Empecemos por Vasili Kolobov. En el curso del segundo interrogatorio negó tajantemente el hecho de la paliza, alegando haberse caído por la escalera mientras estaba borracho. Su mujer, sin embargo, se mostró igual de tajante al afirmar que alguien le había pegado, y añadió que tenía la certeza por la circunstancia de que, al llegar a casa, Vasili se tumbó en la cama, apretó las manos contra el vientre, se dobló y murmuró: «Hijos de puta. Cabrones.» Todos ellos, incluyendo al estudiante y a Nastia, se habían turnado intentando hacer «cantar» al tozudo de Kolobov pero no sirvió de nada. Se había caído y eso era todo. Interrogarle había sido una pérdida de tiempo. Pero pudieron observar que, cuanto más se obstinaba Vasili en negar que alguien le hubiera pegado, tanto más le turbaba la menor mención de la amiga de su mujer, Vica. Al final decidieron comprobar si el mujeriego vendedor de cigarrillos de importación había tenido con Vica una historia romántica de la que nadie se enteró. ¿Podría ser que este caso fuera en realidad muy sencillo y el motivo del asesinato no fuera otro que los celos? Como hipótesis, tenía visos de viabilidad. En ese caso, el mensaje borrado pudo haberlo dejado Vica, con la intención de informar de que se marchaba a alguna parte junto con Vasili. A juzgar por lo que sabían del carácter de la muchacha, no tendría inconveniente en decírselo a Borís. Una vez cometido el asesinato -con toda probabilidad por Kolobov-, Borís y Olga adoptaban la decisión de no delatar al asesino. Dios sabía qué razones tendrían… Lo importante era que la muerte de Vica resolvía sus problemas personales: el pusilánime de Borís ya no tenía que devanarse los sesos sobre el modo de decirle adiós a Yeriómina y a Lola se le brindaba una oportunidad de formar una familia normal casándose con el pintor; en particular porque los dos deseaban tener hijos. El mensaje de la casete encajaba en esta ecuación, pero ¿qué tenía que ver con todo esto la paliza de Kolobov? ¿Nada tal vez? ¿No guardaba la menor relación con el asesinato y no se debía confundir el tocino con la velocidad?
– ¿Conoce Roma? -dijo a su derecha una voz agradable que hablaba un inglés fuertemente acentuado.

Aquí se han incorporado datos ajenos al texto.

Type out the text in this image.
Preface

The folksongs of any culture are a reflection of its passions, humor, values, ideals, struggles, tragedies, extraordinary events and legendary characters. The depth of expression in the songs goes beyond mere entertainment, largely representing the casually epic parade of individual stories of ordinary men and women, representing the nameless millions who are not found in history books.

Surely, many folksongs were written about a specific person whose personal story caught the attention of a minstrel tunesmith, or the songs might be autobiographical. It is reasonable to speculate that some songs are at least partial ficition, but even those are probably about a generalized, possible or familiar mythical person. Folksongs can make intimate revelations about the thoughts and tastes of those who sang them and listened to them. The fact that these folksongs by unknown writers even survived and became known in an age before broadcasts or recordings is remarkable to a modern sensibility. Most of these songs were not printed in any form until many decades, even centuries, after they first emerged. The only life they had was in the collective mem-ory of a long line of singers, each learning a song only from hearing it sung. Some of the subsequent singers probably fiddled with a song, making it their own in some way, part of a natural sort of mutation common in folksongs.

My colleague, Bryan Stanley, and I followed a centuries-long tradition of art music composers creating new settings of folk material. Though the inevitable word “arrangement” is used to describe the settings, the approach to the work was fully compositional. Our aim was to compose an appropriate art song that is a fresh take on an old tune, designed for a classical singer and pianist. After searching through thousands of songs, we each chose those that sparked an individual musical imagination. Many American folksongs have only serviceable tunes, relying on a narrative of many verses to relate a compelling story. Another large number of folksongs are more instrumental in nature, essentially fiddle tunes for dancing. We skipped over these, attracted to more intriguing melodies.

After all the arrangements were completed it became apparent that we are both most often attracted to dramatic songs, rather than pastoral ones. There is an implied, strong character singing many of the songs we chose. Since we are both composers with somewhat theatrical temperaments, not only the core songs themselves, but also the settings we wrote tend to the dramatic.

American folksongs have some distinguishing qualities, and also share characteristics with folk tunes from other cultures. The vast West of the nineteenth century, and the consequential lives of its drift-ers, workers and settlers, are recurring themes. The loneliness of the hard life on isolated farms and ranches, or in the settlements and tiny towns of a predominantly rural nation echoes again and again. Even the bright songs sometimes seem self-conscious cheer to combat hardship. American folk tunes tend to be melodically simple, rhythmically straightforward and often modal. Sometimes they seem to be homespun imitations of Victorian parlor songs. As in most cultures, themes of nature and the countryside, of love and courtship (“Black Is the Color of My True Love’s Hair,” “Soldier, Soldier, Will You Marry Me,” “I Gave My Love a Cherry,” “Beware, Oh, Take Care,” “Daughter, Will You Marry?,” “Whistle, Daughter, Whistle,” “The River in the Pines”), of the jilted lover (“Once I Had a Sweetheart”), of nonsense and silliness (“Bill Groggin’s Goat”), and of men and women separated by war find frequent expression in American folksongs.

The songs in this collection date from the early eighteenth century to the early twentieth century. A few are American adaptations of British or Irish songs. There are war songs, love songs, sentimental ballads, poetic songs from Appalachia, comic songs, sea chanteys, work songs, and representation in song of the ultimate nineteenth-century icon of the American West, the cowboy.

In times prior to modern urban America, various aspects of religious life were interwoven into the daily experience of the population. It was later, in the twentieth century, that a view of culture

Nastia volvió la cabeza y se encontró con la mirada de un joven embutido en un jersey blanco que se sentaba al otro lado del pasillo. Estaba mirando con una sonrisa la guía Michelín de Roma, que ella había encontrado en el piso de sus padres y ahora tenía sobre las rodillas. Nadezhda Rostislávovna había traído esta guía de su primer viaje a Italia, hacía ya muchos años.

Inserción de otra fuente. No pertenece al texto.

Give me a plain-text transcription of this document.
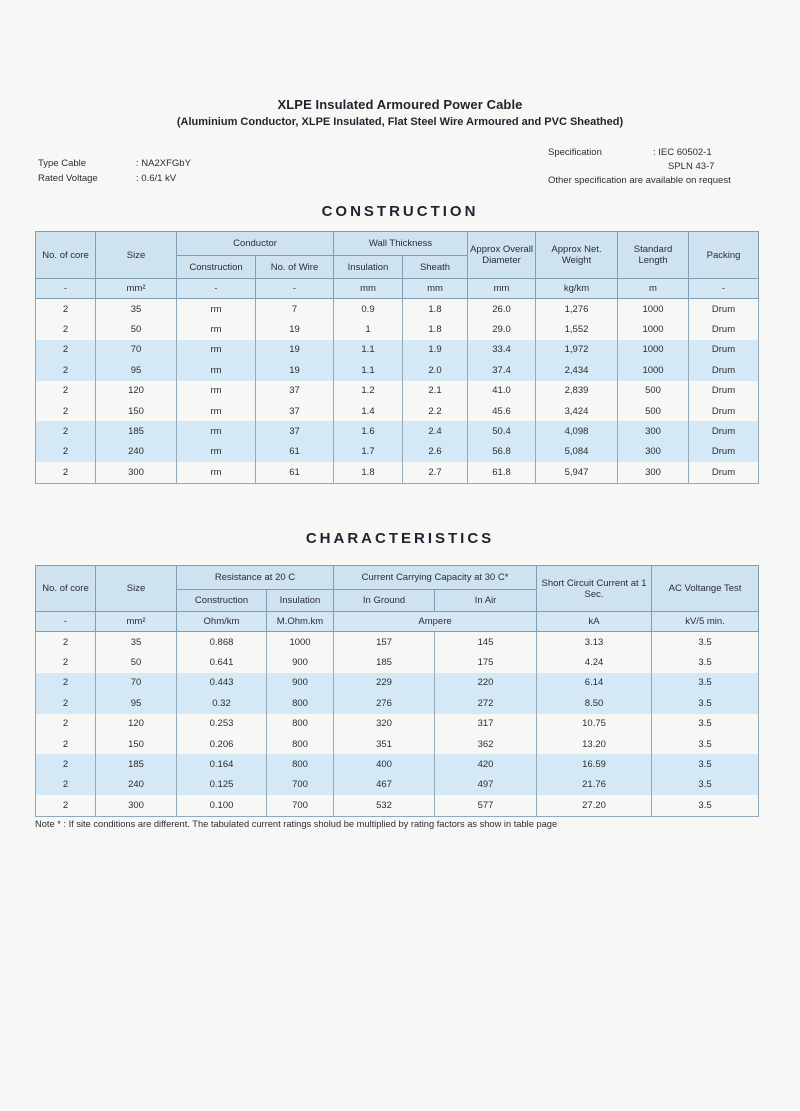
XLPE Insulated Armoured Power Cable
(Aluminium Conductor, XLPE Insulated, Flat Steel Wire Armoured and PVC Sheathed)
Type Cable	: NA2XFGbY
Rated Voltage	: 0.6/1 kV
Specification	: IEC 60502-1
SPLN 43-7
Other specification are available on request
CONSTRUCTION
No. of core	Size	Conductor		Wall Thickness		Approx Overall Diameter	Approx Net. Weight	Standard Length	Packing
		Construction	No. of Wire	Insulation	Sheath				
-	mm²	-	-	mm	mm	mm	kg/km	m	-
2	35	rm	7	0.9	1.8	26.0	1,276	1000	Drum
2	50	rm	19	1	1.8	29.0	1,552	1000	Drum
2	70	rm	19	1.1	1.9	33.4	1,972	1000	Drum
2	95	rm	19	1.1	2.0	37.4	2,434	1000	Drum
2	120	rm	37	1.2	2.1	41.0	2,839	500	Drum
2	150	rm	37	1.4	2.2	45.6	3,424	500	Drum
2	185	rm	37	1.6	2.4	50.4	4,098	300	Drum
2	240	rm	61	1.7	2.6	56.8	5,084	300	Drum
2	300	rm	61	1.8	2.7	61.8	5,947	300	Drum
CHARACTERISTICS
No. of core	Size	Resistance at 20 C		Current Carrying Capacity at 30 C*		Short Circuit Current at 1 Sec.	AC Voltange Test
		Construction	Insulation	In Ground	In Air		
-	mm²	Ohm/km	M.Ohm.km	Ampere		kA	kV/5 min.
2	35	0.868	1000	157	145	3.13	3.5
2	50	0.641	900	185	175	4.24	3.5
2	70	0.443	900	229	220	6.14	3.5
2	95	0.32	800	276	272	8.50	3.5
2	120	0.253	800	320	317	10.75	3.5
2	150	0.206	800	351	362	13.20	3.5
2	185	0.164	800	400	420	16.59	3.5
2	240	0.125	700	467	497	21.76	3.5
2	300	0.100	700	532	577	27.20	3.5
Note * : If site conditions are different. The tabulated current ratings sholud be multiplied by rating factors as show in table page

Reconoció por el acento que el joven era italiano. A duras penas venció la tentación de contestarle en inglés. «No puedo ir dándole más largas -pensó-. De todas formas tendré que hablar italiano, así que más me vale empezar ahora.» Se sentía segura de su dominio del inglés y el francés, idiomas que utilizaba con frecuencia y de los que hacía muchas traducciones, sobre todo durante las vacaciones, para tapar las brechas que éstas abrían en su presupuesto. En cambio, el italiano, que de pequeña sabía bastante bien gracias a los empeños de su madre, hacía tiempo que permanecía guardado, como a ella misma le gustaba decir, en el cajón más inaccesible de la mesa, abocado al desuso, por lo que a Nastia le daba un poco de miedo hablarlo. No obstante, se atrevió.